La popolazione invitata a restare in casa con le finestre chiuse.

C’è apprensione a Venezia e dintorni. A Marghera c’è stata un’esplosione all’impianto chimico della 3V Sigma Spa. Stando a quanto si è appreso, è esploso un serbatoio, provocando un incendio e un’alta colonna di fumo nero che è visibile a diversi chilometri di distanza.

L’incidente è avvenuto poco dopo le 10 di stamattina. Il Comune di Venezia, in attesa delle analisi dell’aria, ha invitato i cittadini a restare in casa e a non aprire le finestre perché c’è il rischio della dispersione di sostanze chimiche nell’aria.

Su Twitter il Comune di Venezia ha fatto sapere che «il vento spira in direzione centro storico. L’Amministrazione comunale invita ‘i residenti nel territorio comunale e nei Comuni limitrofi di restare al chiuso e chiudere le finestre’»,

Ci sarebbero stati due feriti, uno dei quali sarebbe in gravi condizioni. Sospesa anche la circolazione ferroviaria.

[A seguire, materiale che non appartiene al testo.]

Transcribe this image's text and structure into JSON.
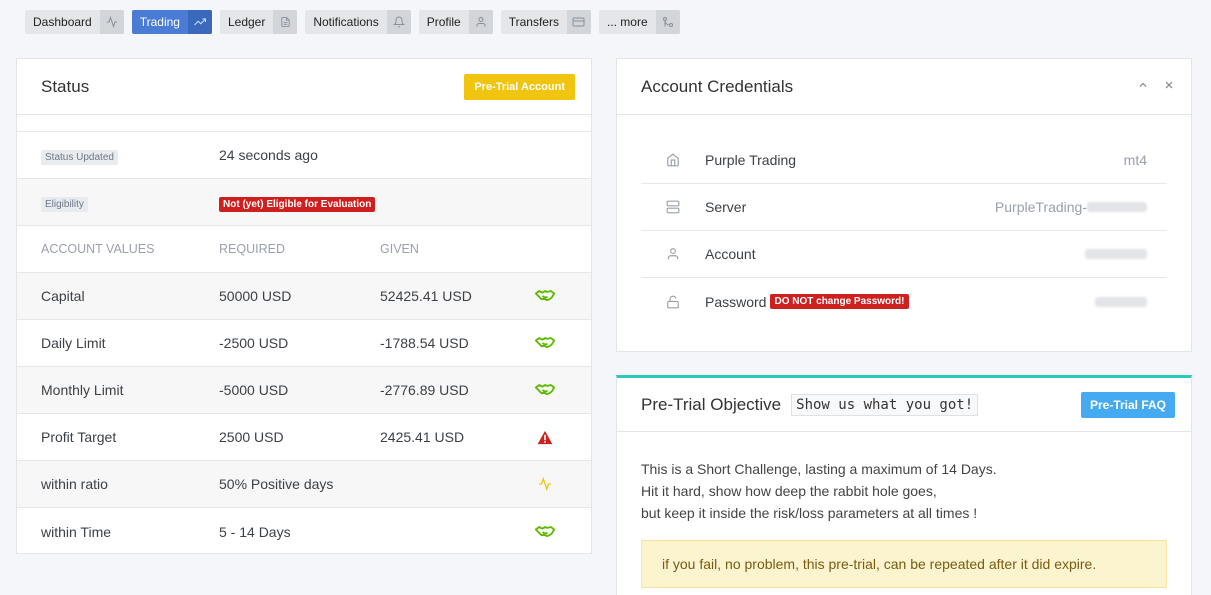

Sul posto sono intervenute 8 squadre di Vigili del Fuoco con nucleo NBCR (Nucleare, Biologico, Chimico e Radioogico) e rinforzi da Vicenza, Treviso, Padova e Rovigo. Scattato anche il piano di emergenza esterno per la possibile dispersione nell’ambiente di sostanze chimiche.

Il presidente della Regione Veneto, Luca Zaia, ha affermato: «Siamo in apprensione perché le notizie che ci arrivano non sono rassicuranti».

Tuttavia, poi sono arrivate le parole di Simone Venturini, assessore alla protezione civile del Comune di Venezia: «Sembra che i vigili del fuoco siano riusciti a circoscrivere il focolaio principale all’interno dell’azienda e quindi il grosso del pericolo sia scampato, ora si stanno occupando dei focolai minori. Ma la situazione è sotto controllo».

«Adesso la magistratura dovrà accertare le cause dell’incendio, e si tratta di capire se sono state prese tutte le misure di sicurezza necessarie. L ‘impianto in cui è scoppiato l’incendio era in manutenzione, e quindi la causa potrebbe essere proprio legata alle procedure di manutenzione in corso», ha spiegato.

E ancora: «Certo è che questo incidente ripropone il  problema della sicurezza di questi impianti: non si può assolutamente abbassare la guardia soprattutto per quanto riguarda gli impianti più vecchi, ed è necessaria la riconversione di tutta l’industria di Marghera che ha bisogno di un’industria più moderna che oltre ai posti di lavoro garantisca la sicurezza ambientale».